Have no idea about the weather. I think it can be mixed. Its the Alps so you could get all sorts.

Ill let you know if the country is still in one piece when Ive finished with it and if its still worth going.


----------



## rayrecrok (Nov 21, 2008)

Hi.

Try Interlaken you wont be disappointed, try this you wont be disappointed, and to sit in the campsite at Interlaken west next to the river between the two lakes and watch the boats going by, while there are Golden Eagles hovering on thermals between the mountains is magical.

take plenty of drinking vouchers though it's bloody expensive, we went out and had a burger, we could have had a three course meal over here for the same price.. We decided to eat in after that!.
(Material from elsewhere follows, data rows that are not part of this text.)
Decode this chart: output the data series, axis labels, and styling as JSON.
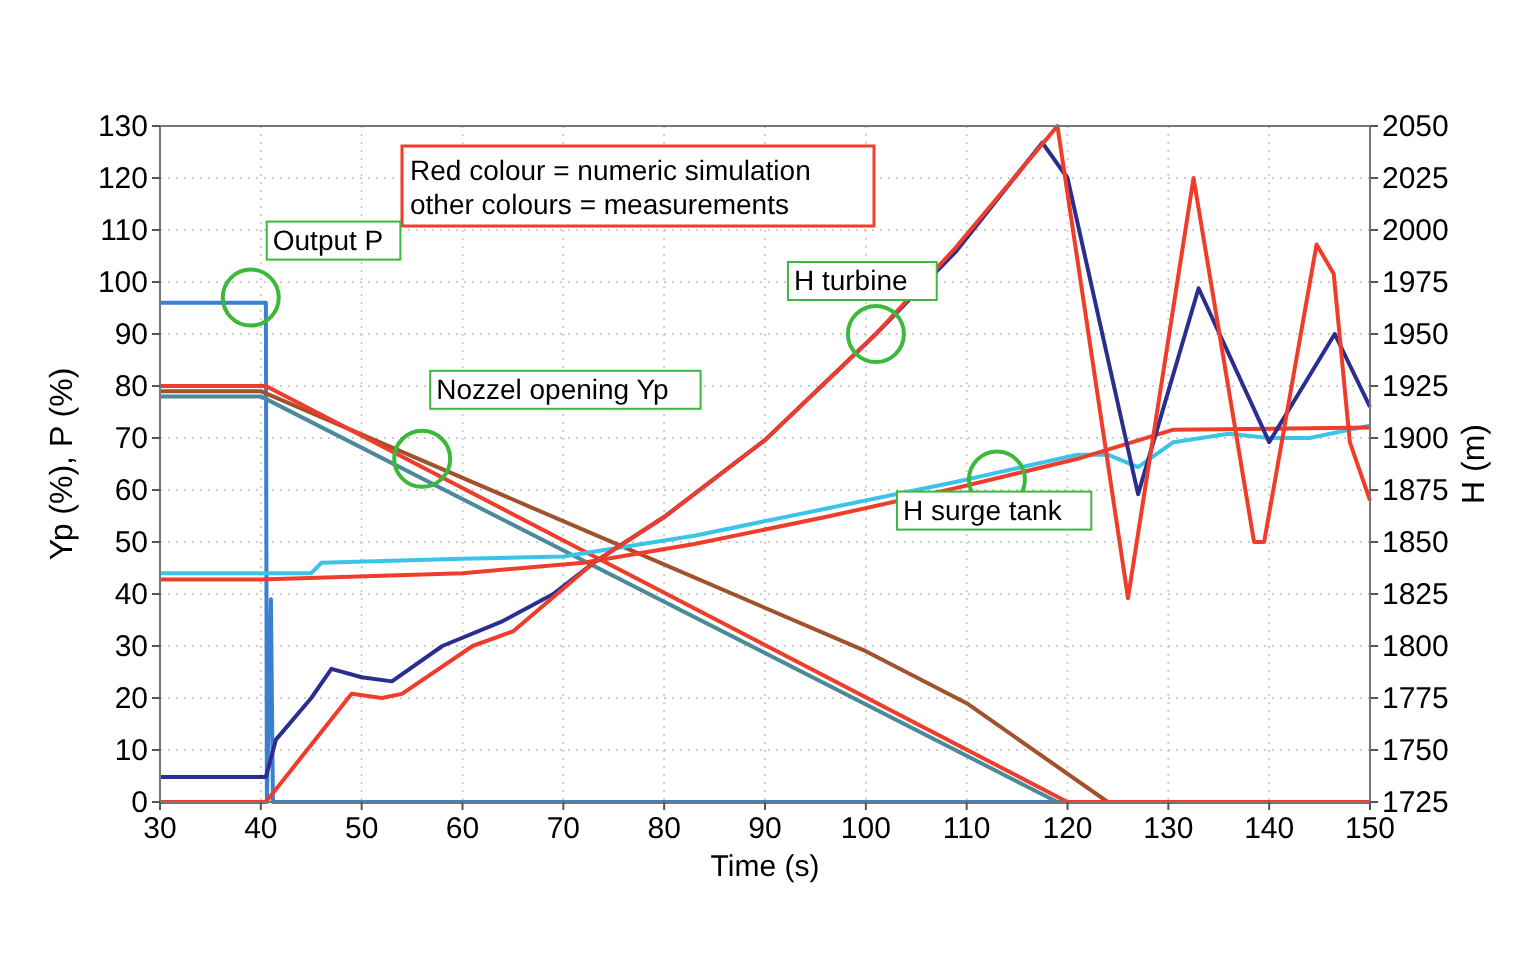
{
  "chart_data": {
    "type": "line",
    "xlabel": "Time (s)",
    "ylabel": "Yp (%), P (%)",
    "y2label": "H (m)",
    "xlim": [
      30,
      150
    ],
    "xticks": [
      30,
      40,
      50,
      60,
      70,
      80,
      90,
      100,
      110,
      120,
      130,
      140,
      150
    ],
    "ylim": [
      0,
      130
    ],
    "yticks": [
      0,
      10,
      20,
      30,
      40,
      50,
      60,
      70,
      80,
      90,
      100,
      110,
      120,
      130
    ],
    "y2lim": [
      1725,
      2050
    ],
    "y2ticks": [
      1725,
      1750,
      1775,
      1800,
      1825,
      1850,
      1875,
      1900,
      1925,
      1950,
      1975,
      2000,
      2025,
      2050
    ],
    "grid": true,
    "marker": "none",
    "line_style": "solid",
    "annotations": [
      "Red colour = numeric simulation\nother colours = measurements",
      {
        "text": "Output P",
        "x": 39,
        "y": 97
      },
      {
        "text": "Nozzel opening Yp",
        "x": 56,
        "y": 66
      },
      {
        "text": "H turbine",
        "x": 101,
        "y": 90
      },
      {
        "text": "H surge tank",
        "x": 113,
        "y": 62
      }
    ],
    "series": [
      {
        "color": "#3a7fd0",
        "x": [
          30,
          40.5,
          40.6,
          41,
          41.2,
          150
        ],
        "values": [
          96,
          96,
          0,
          39,
          0,
          0
        ]
      },
      {
        "color": "#4a8a9a",
        "x": [
          30,
          40,
          119,
          150
        ],
        "values": [
          78,
          78,
          0,
          0
        ]
      },
      {
        "color": "#a0522d",
        "x": [
          30,
          40,
          76,
          100,
          110,
          124,
          150
        ],
        "values": [
          79,
          79,
          49,
          29,
          19,
          0,
          0
        ]
      },
      {
        "color": "#f03c2a",
        "x": [
          30,
          40.5,
          120,
          150
        ],
        "values": [
          80,
          80,
          0,
          0
        ]
      },
      {
        "color": "#3cc4e8",
        "axis": "y2",
        "x": [
          30,
          45,
          46,
          60,
          70,
          83,
          96,
          109,
          121,
          124,
          127,
          130.5,
          136,
          140,
          144,
          149,
          150
        ],
        "values": [
          1835,
          1835,
          1840,
          1842,
          1843,
          1853,
          1866,
          1879,
          1892,
          1892,
          1886,
          1898,
          1902,
          1900,
          1900,
          1905,
          1906
        ]
      },
      {
        "color": "#f03c2a",
        "axis": "y2",
        "x": [
          30,
          40,
          60,
          72,
          83,
          96,
          109,
          121,
          130.5,
          150
        ],
        "values": [
          1832,
          1832,
          1835,
          1840,
          1849,
          1862,
          1876,
          1890,
          1904,
          1905
        ]
      },
      {
        "color": "#2a2f8f",
        "axis": "y2",
        "x": [
          30,
          40.5,
          41.5,
          45,
          47,
          50,
          53,
          58,
          64,
          69,
          73,
          80,
          90,
          101,
          109,
          117.5,
          120,
          127,
          133,
          140,
          146.5,
          150
        ],
        "values": [
          1737,
          1737,
          1755,
          1775,
          1789,
          1785,
          1783,
          1800,
          1812,
          1825,
          1840,
          1862,
          1899,
          1950,
          1990,
          2042,
          2025,
          1873,
          1972,
          1898,
          1950,
          1915
        ]
      },
      {
        "color": "#f03c2a",
        "axis": "y2",
        "x": [
          30,
          40.5,
          49,
          52,
          54,
          61,
          65,
          73,
          80,
          90,
          101,
          109,
          119,
          126,
          132.5,
          138.5,
          139.5,
          144.7,
          146.4,
          148,
          150
        ],
        "values": [
          1725,
          1725,
          1777,
          1775,
          1777,
          1800,
          1807,
          1840,
          1862,
          1899,
          1950,
          1992,
          2050,
          1823,
          2025,
          1850,
          1850,
          1993,
          1979,
          1898,
          1870
        ]
      }
    ]
  }
}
Plenty of chocolate box scenery though.


----------



## Rapide561 (Oct 1, 2005)

*Switzerland*

Dave

There is an aire at Montreux - I think it has hook up.

Zermatt is worthy of a look to see the Matterhorn and the Gornergrat railway - expensive though.

We are returning to Italy on the 28th August (subject to dog, vans, domestic arguments etc) and are going via Besancon, Lake Geneva, Montreux and Zermatt. Weather should be pretty good.

Russell


----------



## Rosbotham (May 4, 2008)

Another vote for Interlaken (though we prefer Camping Jungfrau up at Lauterbrunnen...expensive but a cracking site). Not stayed on it in decades, but seem to recall the lido site at Lucerne is nice as well.

Weather...well roll a dice. We've had good weather at that time of year. We've had constant rain for a week in Switzerland. Not in Switzerland, but in Austria we've had 6 feet of snow in early Sept...mercifully we weren't in the van, but it shattered the myth that other countries cope with snow better than us - it was early hence nobody had put their winter tyres on hence absolute chaos on a par with anything we get here.


----------